You may think that you cannot possibly be a misanthrope since you often enjoy discussing politics or art with a friend. But this in itself can be a sign. Misanthropes often say "I enjoy intelligent conversation," when what they really mean is they cannot stand trivial chit chat about the weather or vacations. Some people crave company and do not care what form that takes, often enjoying a chat about mundane and trivial things. They love drama and will talk about quite literally anything so long as they have people around them. A shy person or an introvert may find such talk difficult, but they won't necessarily dislike it. Misanthropes do. They cannot see the point of all this and cannot understand why people become so animated by trivial topics, not realizing that it isn't the conversation people seek but the opportunity to share and bond.

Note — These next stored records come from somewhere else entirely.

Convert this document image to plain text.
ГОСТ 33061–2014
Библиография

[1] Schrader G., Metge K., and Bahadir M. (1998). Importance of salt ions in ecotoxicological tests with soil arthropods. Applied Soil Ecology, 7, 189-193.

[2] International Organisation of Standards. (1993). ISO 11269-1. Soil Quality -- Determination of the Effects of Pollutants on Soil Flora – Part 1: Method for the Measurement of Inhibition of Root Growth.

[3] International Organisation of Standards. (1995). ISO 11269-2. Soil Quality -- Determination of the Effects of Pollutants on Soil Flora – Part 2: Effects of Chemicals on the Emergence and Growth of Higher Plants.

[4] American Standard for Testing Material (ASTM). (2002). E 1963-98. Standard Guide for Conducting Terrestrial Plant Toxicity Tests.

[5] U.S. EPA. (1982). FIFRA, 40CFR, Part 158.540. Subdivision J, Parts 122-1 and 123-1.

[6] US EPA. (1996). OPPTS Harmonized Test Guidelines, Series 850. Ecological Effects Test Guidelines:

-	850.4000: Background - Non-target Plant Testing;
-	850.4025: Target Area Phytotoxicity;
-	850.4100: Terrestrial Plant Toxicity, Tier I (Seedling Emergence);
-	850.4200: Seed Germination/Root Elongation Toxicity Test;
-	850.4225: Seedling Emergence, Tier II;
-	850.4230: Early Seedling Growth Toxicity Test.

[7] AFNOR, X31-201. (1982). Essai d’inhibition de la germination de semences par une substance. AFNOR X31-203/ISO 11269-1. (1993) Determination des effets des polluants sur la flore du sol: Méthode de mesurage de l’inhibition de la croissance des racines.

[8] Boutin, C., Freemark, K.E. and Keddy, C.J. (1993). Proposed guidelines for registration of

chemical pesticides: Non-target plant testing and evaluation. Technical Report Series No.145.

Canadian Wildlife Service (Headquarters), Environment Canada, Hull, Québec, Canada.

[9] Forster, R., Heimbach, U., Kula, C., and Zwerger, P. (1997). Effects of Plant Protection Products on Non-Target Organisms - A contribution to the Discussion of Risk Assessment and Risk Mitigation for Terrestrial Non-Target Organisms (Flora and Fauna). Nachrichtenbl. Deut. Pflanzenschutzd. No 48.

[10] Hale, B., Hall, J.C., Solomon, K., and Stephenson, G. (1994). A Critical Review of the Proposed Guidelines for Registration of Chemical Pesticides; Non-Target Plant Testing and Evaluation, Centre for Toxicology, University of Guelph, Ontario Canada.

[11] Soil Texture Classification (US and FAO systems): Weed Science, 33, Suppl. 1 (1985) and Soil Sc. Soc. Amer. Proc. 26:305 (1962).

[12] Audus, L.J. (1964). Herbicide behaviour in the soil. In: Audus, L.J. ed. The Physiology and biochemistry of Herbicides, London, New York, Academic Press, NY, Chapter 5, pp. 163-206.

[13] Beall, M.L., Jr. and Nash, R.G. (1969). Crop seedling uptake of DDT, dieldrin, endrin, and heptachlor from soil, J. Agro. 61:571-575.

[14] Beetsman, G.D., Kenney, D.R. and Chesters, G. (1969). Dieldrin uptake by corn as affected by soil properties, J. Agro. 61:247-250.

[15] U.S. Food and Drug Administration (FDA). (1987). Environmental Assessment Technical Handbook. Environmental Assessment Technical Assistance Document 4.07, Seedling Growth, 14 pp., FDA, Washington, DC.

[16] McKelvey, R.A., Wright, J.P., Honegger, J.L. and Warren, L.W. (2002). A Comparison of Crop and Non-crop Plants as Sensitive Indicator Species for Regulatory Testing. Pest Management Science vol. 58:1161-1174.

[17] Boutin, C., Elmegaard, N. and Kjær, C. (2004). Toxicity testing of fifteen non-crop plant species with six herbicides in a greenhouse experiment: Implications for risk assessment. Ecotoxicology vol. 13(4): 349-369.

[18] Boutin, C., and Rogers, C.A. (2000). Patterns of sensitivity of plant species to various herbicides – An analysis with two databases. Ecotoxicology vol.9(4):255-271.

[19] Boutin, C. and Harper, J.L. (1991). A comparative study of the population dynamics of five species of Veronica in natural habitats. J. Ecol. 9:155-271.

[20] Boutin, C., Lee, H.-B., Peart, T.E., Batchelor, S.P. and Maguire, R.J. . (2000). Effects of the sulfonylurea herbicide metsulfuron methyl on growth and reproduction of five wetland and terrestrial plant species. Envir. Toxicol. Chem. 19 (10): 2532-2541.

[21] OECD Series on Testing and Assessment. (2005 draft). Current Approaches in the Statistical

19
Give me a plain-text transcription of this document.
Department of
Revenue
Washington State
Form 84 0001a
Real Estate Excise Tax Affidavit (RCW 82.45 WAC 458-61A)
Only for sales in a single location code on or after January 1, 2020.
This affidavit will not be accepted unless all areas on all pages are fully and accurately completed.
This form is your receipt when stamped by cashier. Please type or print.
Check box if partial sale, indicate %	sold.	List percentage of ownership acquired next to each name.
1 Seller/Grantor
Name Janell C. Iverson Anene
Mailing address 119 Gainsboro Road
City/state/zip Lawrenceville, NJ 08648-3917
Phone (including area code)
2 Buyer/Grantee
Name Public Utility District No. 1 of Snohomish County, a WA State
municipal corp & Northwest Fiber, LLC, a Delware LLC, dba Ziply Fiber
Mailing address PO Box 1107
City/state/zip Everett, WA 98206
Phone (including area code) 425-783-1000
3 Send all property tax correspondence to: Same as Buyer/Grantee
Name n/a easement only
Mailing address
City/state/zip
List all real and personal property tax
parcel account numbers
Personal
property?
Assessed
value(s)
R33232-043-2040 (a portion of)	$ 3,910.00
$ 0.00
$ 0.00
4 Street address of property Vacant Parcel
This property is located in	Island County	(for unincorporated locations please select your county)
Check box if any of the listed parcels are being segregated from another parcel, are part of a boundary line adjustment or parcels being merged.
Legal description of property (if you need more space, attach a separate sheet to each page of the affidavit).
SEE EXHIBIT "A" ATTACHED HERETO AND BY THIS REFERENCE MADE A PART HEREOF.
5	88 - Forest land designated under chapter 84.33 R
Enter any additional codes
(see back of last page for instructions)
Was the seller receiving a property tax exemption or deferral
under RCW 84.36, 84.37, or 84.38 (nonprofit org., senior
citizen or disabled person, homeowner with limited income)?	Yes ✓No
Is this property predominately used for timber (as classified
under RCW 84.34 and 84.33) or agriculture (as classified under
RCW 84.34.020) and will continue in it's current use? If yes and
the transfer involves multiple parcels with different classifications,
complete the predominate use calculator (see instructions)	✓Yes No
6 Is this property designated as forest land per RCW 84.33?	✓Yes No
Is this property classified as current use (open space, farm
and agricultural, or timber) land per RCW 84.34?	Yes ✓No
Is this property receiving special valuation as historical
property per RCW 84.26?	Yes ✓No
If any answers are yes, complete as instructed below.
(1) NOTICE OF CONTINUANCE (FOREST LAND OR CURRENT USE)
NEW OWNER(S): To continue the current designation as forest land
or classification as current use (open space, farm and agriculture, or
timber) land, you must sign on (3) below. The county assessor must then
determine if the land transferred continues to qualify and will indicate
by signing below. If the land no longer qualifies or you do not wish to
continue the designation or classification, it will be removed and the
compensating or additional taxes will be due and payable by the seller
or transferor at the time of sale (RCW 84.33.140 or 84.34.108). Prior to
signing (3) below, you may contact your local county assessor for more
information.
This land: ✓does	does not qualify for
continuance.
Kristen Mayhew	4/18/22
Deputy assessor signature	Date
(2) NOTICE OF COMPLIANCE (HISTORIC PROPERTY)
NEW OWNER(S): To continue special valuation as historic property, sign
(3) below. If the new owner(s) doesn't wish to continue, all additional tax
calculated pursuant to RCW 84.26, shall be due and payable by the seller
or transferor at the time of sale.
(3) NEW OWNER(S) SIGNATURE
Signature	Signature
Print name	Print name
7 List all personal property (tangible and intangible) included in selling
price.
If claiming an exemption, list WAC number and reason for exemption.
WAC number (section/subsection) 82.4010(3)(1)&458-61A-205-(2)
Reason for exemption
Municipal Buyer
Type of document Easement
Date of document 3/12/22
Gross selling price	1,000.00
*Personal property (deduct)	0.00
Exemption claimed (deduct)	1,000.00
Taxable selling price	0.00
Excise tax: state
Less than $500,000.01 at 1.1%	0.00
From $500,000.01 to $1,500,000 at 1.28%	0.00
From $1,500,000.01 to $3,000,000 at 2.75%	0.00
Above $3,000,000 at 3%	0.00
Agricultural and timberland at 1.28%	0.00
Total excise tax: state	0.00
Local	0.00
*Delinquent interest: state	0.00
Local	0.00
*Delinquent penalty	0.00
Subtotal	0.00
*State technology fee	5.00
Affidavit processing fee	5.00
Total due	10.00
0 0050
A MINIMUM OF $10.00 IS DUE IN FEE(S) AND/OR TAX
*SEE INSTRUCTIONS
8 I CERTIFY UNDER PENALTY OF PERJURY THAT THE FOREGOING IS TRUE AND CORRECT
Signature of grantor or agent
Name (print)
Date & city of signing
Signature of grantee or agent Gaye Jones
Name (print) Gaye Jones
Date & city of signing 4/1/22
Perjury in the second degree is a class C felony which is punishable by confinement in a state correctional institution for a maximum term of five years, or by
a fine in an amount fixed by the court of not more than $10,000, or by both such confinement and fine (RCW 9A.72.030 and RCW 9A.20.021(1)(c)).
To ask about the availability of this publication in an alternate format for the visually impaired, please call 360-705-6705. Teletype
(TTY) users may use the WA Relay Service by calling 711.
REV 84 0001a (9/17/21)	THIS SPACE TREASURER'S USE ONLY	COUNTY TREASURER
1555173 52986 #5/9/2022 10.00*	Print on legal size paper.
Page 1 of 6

Overcoming Your Misanthropy

So let's say you are tired of being labelled a "grump," a "grouch," and a "hermit" and would like to do something about it. Begin by trying to understand when and why you became this way. Often, misanthropes just need to update their view of people. This is especially true of those who were bullied or abused when young. Remember, human nature is pretty raw and nasty during the teenage years. Many of the people who so viciously and gleefully bullied you are probably parents now and either cannot remember what they did or feel ashamed and guilty. Maybe they were being bullied themselves. Very often, it is a way of deflecting attention rather than a wish to inflict pain.

If you tend to be misanthropic, you have probably got into bad habits. Just as depression skews your perception, making everything seem dark, so misanthropy trains you to seek out the worst in people. Try focussing on the good instead. This is true not just of individuals but of humanity en mass. Even in the darkest situations there are moments of light.

Above all, you must understand why people behave badly. Some are fundamentally rotten: spiteful, sadistic, and insensitive to the core. They were unpleasant children and will no doubt be unpleasant retirees. But they are the minority. Most people behave badly because they are frightened, desperate, lonely, or damaged. In other words, they were made bad. Even arrogance and aggression often mask deep insecurity and fear. Had they been treated with more tenderness and sympathy, they may have been different.

It is also important to remember that the vast majority of people you meet love someone. If you could see your odious, tyrannical boss playing with his little daughter, no doubt your opinion of him would change. And it should also be remembered that this capacity for love makes people fragile and vulnerable. As C. S. Lewis famously wrote, "to love at all is to be vulnerable, love anything and your heart will certainly be wrung and possibly broken." People know this. And not only do they love, most people also yearn to be loved, which again makes them vulnerable and frightened.

Misanthropy blinds you. As Oscar Wilde wrote to his lover in De Profundis, "hate so blinded you that you could see no further than the narrow, walled-in... garden of your common desires." And it is nothing to be proud of. Misanthropes, like cynics, often take a perverse pride in their distaste. They seem to consider it a sign of intelligence and depth, as if they see things more clearly than the shallow, deluded herd. In fact, hatred and contempt are easy; and they reveal shallowness rather than depth. People with true depth, with what literary critics call "sympathetic imagination" (or the ability to imagine how others are feeling), may not love or even like everyone, but they do pity them and do care how they feel. In any case, hatred is a form of dependence rather than freedom.

Of course, misanthropy is perfectly understandable. And obviously not everyone has the same experiences. Some are spectacularly unlucky in the people they meet: born to awful parents, abused by their siblings, bullied at school, thrown from one dysfunctional relationship to another, and so on. Recognize your common humanity. And cut people some slack. Finally, as someone once remarked (in a line that should be taught to every child), "be kind, for everyone you meet is fighting a hard battle."